Mahoud hörte zu und dachte zurück. Auch er hatte eine Frau ge­funden und war davor gestanden, zu heiraten. Dafür hätten sie ihm den Kopf abgeschlagen. Mahoud verdrängte die Erinnerung und schenkte dem Kraftfahrer wieder seine Aufmerksamkeit. Der Marokkaner erzählte noch eine Weile von sich und beschrieb die Gegend um Fes, woher seine Eltern stammten und wohin er im Alter ziehen würde. Es gäbe keinen besseren Ort als dort, um in Ruhe alt zu werden. Marseille sei dann eine schöne Stadt, wenn sich auch Geld verdienen ließe, solange es überhaupt möglich sei, zu arbeiten. Für Alte, Kranke und für Einwanderer hätten Franzosen dort nicht viel übrig. Die Bedienung erschien, um abzurechnen und um sie hinauszubitten. Der Service würde um Mitternacht schließen. Etwa 50 Kilometer die Autobahn entlang gäbe es jedoch eine weitere Raststätte, welche rund um Uhr geöffnet bliebe. Mahoud und der Fernfahrer verließen das Restaurant und gingen über den Parkplatz auf den Lastwagen mit Anhänger zu. Unter Planen waren die Ladeflächen voll mit Transportkisten, in denen Hühner dicht gedrängt eingeschlossen waren. An einer Seite hob der Marokkaner die Plane an und kontrollierte mit einem flüchtigen Blick die Fracht.
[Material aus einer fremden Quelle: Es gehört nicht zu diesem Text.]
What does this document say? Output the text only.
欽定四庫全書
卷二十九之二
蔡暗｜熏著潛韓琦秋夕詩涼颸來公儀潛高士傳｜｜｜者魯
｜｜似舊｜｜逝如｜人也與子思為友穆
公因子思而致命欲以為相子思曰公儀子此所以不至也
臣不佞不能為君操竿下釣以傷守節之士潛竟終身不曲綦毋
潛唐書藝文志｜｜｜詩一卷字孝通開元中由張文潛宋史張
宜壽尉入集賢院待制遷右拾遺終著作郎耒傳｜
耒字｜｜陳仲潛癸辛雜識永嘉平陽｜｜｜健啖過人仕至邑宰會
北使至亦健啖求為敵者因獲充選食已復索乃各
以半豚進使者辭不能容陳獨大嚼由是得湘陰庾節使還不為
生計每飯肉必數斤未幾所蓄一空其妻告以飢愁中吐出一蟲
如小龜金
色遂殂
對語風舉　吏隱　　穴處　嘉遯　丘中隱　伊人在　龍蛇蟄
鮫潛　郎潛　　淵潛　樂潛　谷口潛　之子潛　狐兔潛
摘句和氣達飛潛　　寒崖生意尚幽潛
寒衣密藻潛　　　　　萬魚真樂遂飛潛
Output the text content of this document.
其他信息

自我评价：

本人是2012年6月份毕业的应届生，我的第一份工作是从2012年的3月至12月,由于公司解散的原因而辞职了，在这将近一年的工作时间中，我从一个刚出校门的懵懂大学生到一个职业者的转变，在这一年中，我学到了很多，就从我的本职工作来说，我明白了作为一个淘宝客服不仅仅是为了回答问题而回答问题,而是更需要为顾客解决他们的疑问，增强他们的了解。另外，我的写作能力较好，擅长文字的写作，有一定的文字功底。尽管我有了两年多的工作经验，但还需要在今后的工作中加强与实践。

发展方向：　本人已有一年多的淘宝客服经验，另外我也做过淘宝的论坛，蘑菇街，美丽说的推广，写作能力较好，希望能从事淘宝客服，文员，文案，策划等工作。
Dann fluchte er. Die Zahl der verendeten Tiere hatte deutlich zugenommen. Er hätte das Ziel, den Schlachthof einer bekannten Handelskette, längst erreicht haben sollen, jedoch war er stundenlang in einem Stau hängen geblieben. Noch dazu hatte ihn eine Polizeistreife herausgewunken. Frachtpapiere und Fahrtenschreiber waren genau überprüft worden. Die Kontrolleure fanden nichts und suchten umso mehr nach dem Haar in der Suppe. Bei einem Reifen wurden sie fündig, bei dem das Profil zu sehr abgefahren war. Der Fernfahrer musste von einem Händler einen Ersatz liefern lassen und montieren, ehe er weiter ziehen durfte. Das große Sterben unter den Hühnern hatte derweil längst begonnen, ohne dass die Kontrolleure sich daran störten. Mahoud wollte an der Beifahrerseite einsteigen.

»Du fährst!«, bestimmte der Fernfahrer kurz und nahm selbst auf dem Beifahrersitz Platz.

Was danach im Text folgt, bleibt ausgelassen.